L’hôtel Keppenne, signé Jules-Jacques Van Ysendyck, architecte belge notamment des maisons communales de Schaerbeek et d’Anderlecht, fut construit pour une famille aisée et servit longtemps de consulat italien. C’est l’un de ces bâtiments iconiques connus de tous les Liégeois, y compris de l’architecte d’intérieur Tijen Taskin et de son mari. À la recherche d’un lieu pour accueillir leur famille recomposée et leur bureau, ils ont un jour décidé de visiter la maison, ne fût-ce que par curiosité.

Un réveil en douceur

«Le bâtiment avait été divisé en bureaux, mais il dégageait toujours la même grandeur que du temps où il avait été construit pour le notaire Keppenne. Ce qui m’a frappée ce jour-là, c’est surtout l’atmosphère. Comme si la maison vivait encore et, bien qu’endormie, pouvait rapidement être tirée de sa torpeur.»

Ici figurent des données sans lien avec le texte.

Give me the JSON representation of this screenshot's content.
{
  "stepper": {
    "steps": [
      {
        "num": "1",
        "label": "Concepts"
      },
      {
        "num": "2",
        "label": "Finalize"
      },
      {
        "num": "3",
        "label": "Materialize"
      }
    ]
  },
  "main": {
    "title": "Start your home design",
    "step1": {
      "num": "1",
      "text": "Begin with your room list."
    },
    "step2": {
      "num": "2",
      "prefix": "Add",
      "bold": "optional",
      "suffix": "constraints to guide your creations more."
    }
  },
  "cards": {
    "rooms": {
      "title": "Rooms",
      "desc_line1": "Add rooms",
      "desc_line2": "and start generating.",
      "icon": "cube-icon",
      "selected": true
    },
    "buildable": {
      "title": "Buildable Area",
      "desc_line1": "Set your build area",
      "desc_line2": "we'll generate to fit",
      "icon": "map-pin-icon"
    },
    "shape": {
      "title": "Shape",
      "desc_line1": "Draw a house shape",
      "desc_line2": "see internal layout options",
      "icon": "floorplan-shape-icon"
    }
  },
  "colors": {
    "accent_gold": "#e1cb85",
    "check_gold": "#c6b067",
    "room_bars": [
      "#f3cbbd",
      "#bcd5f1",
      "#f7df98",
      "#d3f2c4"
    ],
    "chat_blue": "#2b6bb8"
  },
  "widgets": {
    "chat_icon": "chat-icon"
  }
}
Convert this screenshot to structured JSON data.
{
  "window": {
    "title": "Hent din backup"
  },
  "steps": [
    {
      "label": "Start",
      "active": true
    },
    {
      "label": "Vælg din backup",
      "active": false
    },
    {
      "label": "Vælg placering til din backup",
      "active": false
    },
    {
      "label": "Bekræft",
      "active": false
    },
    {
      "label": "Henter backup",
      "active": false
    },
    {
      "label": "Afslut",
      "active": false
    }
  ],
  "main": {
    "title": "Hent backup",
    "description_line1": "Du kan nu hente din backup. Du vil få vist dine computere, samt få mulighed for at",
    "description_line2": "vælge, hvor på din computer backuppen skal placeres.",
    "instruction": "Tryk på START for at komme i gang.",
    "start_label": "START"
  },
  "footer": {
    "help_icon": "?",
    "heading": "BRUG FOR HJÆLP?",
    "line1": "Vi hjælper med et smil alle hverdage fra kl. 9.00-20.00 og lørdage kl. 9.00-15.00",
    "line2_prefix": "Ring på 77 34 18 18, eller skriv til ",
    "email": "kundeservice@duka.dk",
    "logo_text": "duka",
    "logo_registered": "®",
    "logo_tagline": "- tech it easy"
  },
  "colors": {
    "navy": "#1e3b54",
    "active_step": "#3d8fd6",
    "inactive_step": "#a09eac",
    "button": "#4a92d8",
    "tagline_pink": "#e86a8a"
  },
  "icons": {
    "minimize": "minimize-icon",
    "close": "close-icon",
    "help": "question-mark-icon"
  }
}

Entre conte de fées et réalité, le réveil s’est pourtant fait attendre. Il a fallu trois ans, soit aussi longtemps que sa construction, mais avec raison. «Réaménager une maison de fond en comble est une formidable opportunité pour une architecte d’intérieur. Toutefois, après l’enthousiasme initial, j’ai progressivement pris conscience de l’ampleur du défi.

Ici, tout est si démesuré et imposant que j’ai été, au début, submergée par l’espace. Je me suis donc donné du temps. C’est d’ailleurs le conseil que je donne aussi à mes clients pour apprivoiser la maison. J’ai d’abord observé la lumière, puis la manière dont les espaces communiquent entre eux.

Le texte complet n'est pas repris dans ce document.